George quit the board on 19 October after citing a conflict of interests over his attempt to take over the IndyCar series.
A spokesman for the company told CampdenFB: "I don't know if there will be a replacement."
Rumours that 52-year-old George wanted to buy the auto-racing sanctioning body, which he founded in 1996, had been circulating for months. According to the latest reports, he also recently submitted a purchase proposal for IndyCar.
“I realise that my recent efforts to explore the possibility of acquiring IndyCar represent the appearance of a conflict, and it is in everyone's best interest that I resign," he said in a statement.
In a separate announcement, Hulman president and chief executive Jeff Belskus insisted that IndyCar was not for sale.
"While the business is not for sale and no offers to sell it have been considered or are being considered, we applaud Tony's efforts to resolve the appearance of a conflict and appreciate the gravity of this decision," he said.
He added: "Tony has been involved with our businesses for many years and has contributed significantly through his leadership role with IMS [Indianapolis Motor Speedway] and IndyCar and as a member of this board."

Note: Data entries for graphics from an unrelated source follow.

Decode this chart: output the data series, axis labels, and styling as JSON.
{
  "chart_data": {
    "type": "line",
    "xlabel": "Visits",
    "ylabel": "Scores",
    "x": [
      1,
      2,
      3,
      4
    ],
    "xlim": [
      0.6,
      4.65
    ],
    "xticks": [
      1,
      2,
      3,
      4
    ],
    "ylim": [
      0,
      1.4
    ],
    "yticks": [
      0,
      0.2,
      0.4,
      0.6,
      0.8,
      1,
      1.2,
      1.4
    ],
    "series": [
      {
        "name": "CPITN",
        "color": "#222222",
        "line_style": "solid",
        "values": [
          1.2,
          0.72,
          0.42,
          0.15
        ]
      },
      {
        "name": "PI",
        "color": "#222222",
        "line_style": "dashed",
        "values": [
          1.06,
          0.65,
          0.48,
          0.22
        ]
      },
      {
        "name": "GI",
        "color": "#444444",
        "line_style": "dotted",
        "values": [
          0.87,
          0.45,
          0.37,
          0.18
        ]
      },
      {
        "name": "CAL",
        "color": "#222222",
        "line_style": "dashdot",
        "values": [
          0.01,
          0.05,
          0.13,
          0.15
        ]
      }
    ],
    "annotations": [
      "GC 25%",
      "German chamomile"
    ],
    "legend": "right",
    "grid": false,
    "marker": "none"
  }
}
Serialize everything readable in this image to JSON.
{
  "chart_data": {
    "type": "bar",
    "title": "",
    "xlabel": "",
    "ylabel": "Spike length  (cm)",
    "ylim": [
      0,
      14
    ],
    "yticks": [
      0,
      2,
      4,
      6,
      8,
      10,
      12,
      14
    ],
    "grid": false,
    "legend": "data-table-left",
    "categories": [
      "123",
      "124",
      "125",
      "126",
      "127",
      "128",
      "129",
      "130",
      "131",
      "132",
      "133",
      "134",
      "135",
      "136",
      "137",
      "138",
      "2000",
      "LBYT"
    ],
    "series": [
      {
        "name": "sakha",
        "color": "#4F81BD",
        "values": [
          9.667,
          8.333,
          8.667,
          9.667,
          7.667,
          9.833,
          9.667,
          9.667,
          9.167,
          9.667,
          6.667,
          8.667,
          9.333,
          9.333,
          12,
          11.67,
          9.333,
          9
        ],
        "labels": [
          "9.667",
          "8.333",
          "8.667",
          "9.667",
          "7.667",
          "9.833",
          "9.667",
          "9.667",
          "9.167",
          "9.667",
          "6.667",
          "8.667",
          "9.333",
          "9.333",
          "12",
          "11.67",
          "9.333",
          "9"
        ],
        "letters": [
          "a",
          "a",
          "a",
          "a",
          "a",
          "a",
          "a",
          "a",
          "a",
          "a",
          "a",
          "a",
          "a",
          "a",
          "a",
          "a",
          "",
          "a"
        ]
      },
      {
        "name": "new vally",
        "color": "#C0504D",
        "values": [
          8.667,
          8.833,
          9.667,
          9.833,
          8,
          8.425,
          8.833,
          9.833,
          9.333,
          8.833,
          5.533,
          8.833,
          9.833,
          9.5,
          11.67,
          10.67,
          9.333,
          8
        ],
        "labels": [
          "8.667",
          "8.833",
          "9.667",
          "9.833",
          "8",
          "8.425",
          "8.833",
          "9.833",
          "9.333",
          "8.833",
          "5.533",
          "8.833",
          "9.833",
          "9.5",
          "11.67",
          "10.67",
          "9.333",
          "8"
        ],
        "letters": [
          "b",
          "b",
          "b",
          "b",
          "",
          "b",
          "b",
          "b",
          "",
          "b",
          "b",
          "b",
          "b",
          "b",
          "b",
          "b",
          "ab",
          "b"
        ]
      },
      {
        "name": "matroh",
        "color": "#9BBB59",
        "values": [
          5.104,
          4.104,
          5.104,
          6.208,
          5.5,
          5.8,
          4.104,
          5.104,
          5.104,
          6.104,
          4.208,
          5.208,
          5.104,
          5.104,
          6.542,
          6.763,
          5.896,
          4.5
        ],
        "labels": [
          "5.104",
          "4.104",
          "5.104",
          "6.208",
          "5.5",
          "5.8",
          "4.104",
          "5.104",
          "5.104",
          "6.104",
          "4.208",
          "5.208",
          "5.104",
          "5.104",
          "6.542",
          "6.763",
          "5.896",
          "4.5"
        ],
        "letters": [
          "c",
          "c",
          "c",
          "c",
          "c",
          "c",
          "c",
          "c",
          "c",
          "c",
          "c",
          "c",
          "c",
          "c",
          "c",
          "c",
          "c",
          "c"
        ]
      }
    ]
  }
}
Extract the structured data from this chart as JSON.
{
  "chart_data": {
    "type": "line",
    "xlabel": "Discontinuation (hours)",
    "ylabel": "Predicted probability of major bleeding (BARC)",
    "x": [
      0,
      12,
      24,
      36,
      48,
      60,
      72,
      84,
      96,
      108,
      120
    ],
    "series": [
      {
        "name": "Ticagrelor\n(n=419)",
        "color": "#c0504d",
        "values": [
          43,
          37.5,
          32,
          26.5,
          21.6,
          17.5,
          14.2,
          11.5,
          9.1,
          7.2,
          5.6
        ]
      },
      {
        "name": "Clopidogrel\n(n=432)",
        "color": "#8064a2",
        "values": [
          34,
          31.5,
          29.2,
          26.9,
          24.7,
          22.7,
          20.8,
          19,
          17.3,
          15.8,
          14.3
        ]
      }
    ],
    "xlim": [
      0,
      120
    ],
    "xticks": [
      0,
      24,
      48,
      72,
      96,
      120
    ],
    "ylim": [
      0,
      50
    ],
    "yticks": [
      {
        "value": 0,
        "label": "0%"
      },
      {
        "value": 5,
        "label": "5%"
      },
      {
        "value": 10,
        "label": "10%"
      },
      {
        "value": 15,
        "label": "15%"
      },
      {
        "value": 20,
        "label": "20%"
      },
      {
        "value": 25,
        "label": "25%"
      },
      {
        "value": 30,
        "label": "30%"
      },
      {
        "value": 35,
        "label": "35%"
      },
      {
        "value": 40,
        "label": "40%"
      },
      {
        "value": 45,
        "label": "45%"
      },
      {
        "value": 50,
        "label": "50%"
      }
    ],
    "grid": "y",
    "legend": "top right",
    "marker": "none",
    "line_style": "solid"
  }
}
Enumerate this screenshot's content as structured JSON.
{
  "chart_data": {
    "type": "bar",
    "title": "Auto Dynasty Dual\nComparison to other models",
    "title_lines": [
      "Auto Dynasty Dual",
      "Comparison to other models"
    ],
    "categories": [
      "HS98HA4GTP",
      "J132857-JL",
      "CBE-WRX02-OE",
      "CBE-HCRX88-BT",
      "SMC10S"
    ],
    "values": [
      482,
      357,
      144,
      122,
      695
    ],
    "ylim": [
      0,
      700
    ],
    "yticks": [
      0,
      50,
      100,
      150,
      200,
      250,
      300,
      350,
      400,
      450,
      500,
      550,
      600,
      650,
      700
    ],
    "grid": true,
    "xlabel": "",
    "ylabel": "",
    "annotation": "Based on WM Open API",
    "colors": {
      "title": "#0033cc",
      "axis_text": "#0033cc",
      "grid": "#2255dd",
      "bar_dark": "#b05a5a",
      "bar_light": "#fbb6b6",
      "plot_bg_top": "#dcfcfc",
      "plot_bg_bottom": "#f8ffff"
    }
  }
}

George served as chief executive of IndyCar from 1994, but was ousted by his mother and sisters in 2009. He was also president of IMS, also owned by the family, from 1990 to 2009 and is now co-owner of Ed Carpenter Racing with his stepson, driver Ed Carpenter.
His mother, Mari Hulman George, and his sisters, Nancy George, Josephine George and Katherine George-Conforti, will continue to serve as members of the 10-strong Hulman board.
The company, which also owns Clabber Girl Corporation and other affiliated companies, was founded in 1850 by Francis Hulman as a wholesale grocery, tobacco and liquor business in Terre Haute, Indiana.